I misteri del Riparo Cassataro tra pitture, riti e sciamani

Il sito archeologico vicino a Centuripe, conosciuto sin dall’antichità, custodisce pitture rupestri di età neolitica tra le più enigmatiche della Sicilia

di Emanuele Drago*

La Sicilia è piena di luoghi nascosti, siti archeologici presi costantemente di mira da tombaroli, o scoperti per caso da archeologi e appassionati, nonostante siano continuamente indicati nelle opere dei grandi autori classici. Uno di questi si trova in una rocca nella parte interna della Sicilia orientale, un luogo attorno al quale gravitano i paesi di Centuripe, Adrano e Biancavilla. Il sito è conosciuto come Rifugio o Riparo Cassataro e trova la propria collocazione a ridosso dell’argine destro del fiume Simeto, a circa tre chilometri della Valle delle Muse.

Riparo Cassataro (foto Diego Barucco – www.siciliafotografica.it)

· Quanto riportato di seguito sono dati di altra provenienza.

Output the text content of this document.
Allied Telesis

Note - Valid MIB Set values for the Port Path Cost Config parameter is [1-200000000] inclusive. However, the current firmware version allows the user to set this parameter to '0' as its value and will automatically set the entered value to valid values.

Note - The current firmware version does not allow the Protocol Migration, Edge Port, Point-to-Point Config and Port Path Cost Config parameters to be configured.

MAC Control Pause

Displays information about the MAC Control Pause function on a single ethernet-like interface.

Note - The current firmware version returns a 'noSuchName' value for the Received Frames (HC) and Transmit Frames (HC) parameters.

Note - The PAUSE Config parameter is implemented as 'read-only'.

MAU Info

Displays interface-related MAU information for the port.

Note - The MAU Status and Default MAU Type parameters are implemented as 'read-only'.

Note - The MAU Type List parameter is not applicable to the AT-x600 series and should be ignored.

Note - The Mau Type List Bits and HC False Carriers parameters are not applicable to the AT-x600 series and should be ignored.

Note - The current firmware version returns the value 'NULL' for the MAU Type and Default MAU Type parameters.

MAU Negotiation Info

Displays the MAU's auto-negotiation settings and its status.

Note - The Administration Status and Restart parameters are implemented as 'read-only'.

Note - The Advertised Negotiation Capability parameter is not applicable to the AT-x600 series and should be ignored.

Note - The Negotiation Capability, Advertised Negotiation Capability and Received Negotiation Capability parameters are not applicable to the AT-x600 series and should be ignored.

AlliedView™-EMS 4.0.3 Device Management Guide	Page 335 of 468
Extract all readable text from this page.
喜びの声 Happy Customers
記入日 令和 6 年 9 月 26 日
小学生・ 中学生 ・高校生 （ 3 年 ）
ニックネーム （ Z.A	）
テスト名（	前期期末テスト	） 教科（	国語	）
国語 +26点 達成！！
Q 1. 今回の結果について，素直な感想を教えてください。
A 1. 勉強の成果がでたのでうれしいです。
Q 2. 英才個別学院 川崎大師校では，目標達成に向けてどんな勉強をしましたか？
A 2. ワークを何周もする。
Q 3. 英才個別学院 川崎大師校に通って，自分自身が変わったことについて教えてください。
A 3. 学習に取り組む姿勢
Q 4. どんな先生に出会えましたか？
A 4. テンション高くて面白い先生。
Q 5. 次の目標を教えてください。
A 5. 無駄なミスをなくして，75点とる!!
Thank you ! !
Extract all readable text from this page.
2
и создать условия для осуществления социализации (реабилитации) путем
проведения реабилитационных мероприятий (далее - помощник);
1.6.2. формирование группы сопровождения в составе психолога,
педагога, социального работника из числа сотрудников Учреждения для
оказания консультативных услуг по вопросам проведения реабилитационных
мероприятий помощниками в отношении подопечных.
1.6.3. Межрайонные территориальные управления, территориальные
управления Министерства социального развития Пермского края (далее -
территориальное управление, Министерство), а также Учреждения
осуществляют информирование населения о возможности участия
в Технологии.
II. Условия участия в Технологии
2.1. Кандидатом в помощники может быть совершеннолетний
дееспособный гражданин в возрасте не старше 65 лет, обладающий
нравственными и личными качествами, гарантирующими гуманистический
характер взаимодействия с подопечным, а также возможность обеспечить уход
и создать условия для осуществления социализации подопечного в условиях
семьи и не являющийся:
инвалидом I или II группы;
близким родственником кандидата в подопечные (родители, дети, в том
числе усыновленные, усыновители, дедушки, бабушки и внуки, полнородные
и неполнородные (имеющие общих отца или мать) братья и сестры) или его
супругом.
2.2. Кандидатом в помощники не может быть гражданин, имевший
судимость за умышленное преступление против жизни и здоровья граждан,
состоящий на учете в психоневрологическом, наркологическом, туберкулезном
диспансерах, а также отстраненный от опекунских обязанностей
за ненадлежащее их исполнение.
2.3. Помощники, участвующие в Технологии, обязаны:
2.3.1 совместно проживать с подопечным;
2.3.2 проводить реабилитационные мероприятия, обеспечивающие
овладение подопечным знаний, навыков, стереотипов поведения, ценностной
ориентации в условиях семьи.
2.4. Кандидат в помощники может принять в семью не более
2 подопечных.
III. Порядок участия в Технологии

Indicato come un luogo carico di mistero nel De Divinazione di Marco Tullio Cicerone, il Riparo non è altro che una sorta di galleria, un antro, una sorprendente frattura nella roccia che nacque dall’accostamento di tre blocchi di pietra arenaria la cui struttura ricorda un po’ quella dei dolmen. Tuttavia, la sorprendente particolarità del sito è legata alla presenza, su una delle pareti della roccia, di interessanti pitture rupestri, alcune in ocra rossa, altre di colore più scuro.

Figura antropomorfa (foto Diego Barucco – www.siciliafotografica.it)

Si tratta di figure antropomorfe raffigurate senza arti, sebbene di non facile interpretazione. Sulla destra s’intravede un volto con le braccia alzate, evidentemente intento a svolgere un qualche particolare rito, mentre sulla sinistra delle immagini di un uomo che abbraccia un tamburello e di un bue con lunghe corna. Ma è indubbiamente la parte centrale del blocco in questione che sembra costituire il fulcro di tutta quanta la rappresentazione. Si tratta di una specie di reticolo che gli studiosi hanno interpretato in due diversi modi: nella prima ipotesi alcuni vi hanno scorto una sorta di capanna, mentre una seconda ipotesi tende a interpretare il reticolo come il particolarissimo abito zigrinato di un sovrano, di uno sciamano o di una qualche divinità venerata durante il neolitico (l’immagine dell’uomo con l’arto alzato, proprio perché più stilizzata e meno astratta viene considerata meno tarda, ovvero collocabile durante l’età del Bronzo).

Pitture rupestri (foto Diego Barucco – www.siciliafotografica.it)

Ma perché questo antro prese il nome di rifugio Cassataro? La soluzione si trova in una rivista di archeologia che è coeva alla stessa scoperta, nonostante, come già detto, il luogo veniva già stato indicato in un’opera di Cicerone. Nella Rivista di Scienze Preistoriche diretta da Paolo Graziosi, in un’edizione del 1976, si afferma che “in un riparo lungo il fiume Simeto, presso Centuripe, il dott. G. Cassataro ha scoperto delle pitture parietali di ocra rossa, ormai poco leggibili, di probabile età neolitica. La più evidente rappresenta una figura umana alta 18 centimetri con le braccia allargate, forse provvista di una gonnellina”. Si tratta di una descrizione didascalica e molto approssimativa che tuttavia rinnovò l’interesse verso questo misterioso sito, che solo a partire dal 1993 fu sottoposto a studi da parte dall’archeologo Giacomo Biondi.